I was surrounded by med students
My husband at the time was in dental school, and many of our neighbors in the apartment complex we lived in were in med school. My best friend was a med student in Colorado. I loved med students. They were inept baby doctors trying their best to diagnose you with the most insane thing they could think of while trying to convince themselves they had leukemia and were dying.
I saw a med student at my appointment
My migraines with aura moved with me to Philadelphia. After a particularly gnarly attack, I went to my primary care doctor to see about getting a more effective medication. As was tradition, a random med student was assigned to me with my consent. They would do the health history, workup, and anything else needed for the appointment before consulting with their supervising physician, my doctor. Then the doctor would come in and usually redo the whole thing with the med student watching. It was a tedious practice, but I submitted to it as a lover of people getting medical degrees.
A thorough conversation
My med student was super cute and very green. He asked my full health history, far more than the scope of the reason I was in the office. He bumbled through my BP reading, and we’d spent about twenty minutes together when he asked me about why I was in the office.
From aura to stroke?
“I have migraines with aura, and I need a better medication.”
He nodded and asked, a bit too enthusiastically, “Oooh! What does your aura look like?”
I described my aura, which this time had big bright, moving violet fingers in the periphery of my vision accompanied by spots in front of my eyes obscuring my ability to see for hours.
“It’s always so interesting how people have different-looking ones.” He said.
I nodded.
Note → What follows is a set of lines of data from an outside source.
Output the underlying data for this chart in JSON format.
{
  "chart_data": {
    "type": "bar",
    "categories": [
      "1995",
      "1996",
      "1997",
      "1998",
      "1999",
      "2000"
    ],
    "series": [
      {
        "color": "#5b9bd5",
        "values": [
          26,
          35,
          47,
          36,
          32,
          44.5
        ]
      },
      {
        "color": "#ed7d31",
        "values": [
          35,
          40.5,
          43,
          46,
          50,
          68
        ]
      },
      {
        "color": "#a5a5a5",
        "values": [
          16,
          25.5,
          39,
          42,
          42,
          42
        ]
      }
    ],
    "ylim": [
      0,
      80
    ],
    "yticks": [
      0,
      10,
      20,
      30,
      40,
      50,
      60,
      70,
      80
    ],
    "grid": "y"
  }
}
There was a pause.
“Oh no! I forgot!” He said.
“What?”
“What’s the date?”
I told him the date.
“Who’s the president?”
“Obama…?”
“Where are we?”
“Philadelphia.”
I didn’t realize at first what he was asking. Then I started laughing.
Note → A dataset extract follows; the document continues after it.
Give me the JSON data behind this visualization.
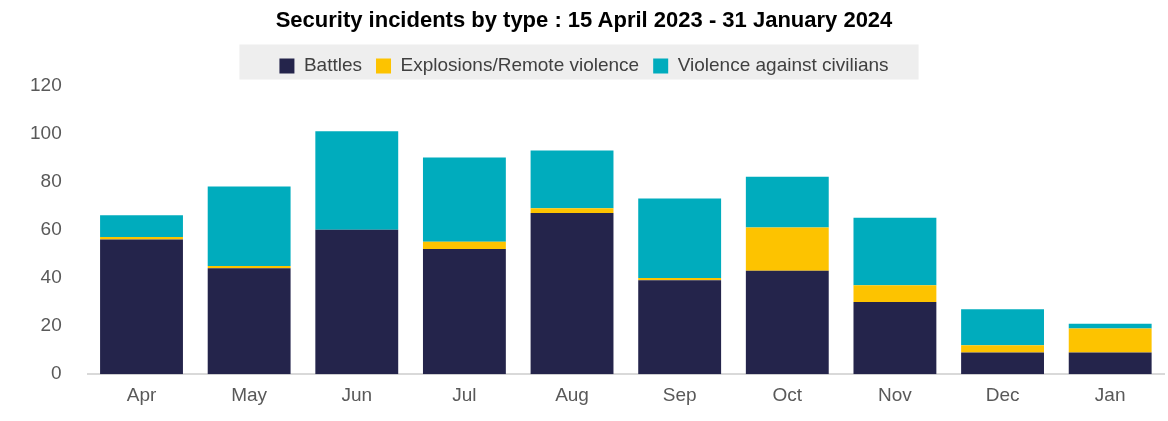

“I’m oriented to time and place.” I told him. I hadn’t had a stroke. We’d been talking for a while now. He would have noticed, I thought, if my mind was back in the 80s.
All with a grain of salt
The “real” doctor came in, we did the whole dance again, and I left with a referral to a neurologist for better migraine symptom management. I still love med students and want them to get the best education possible, but, as someone who has spent significant time with them, I know to take their medical advice with a grain of salt.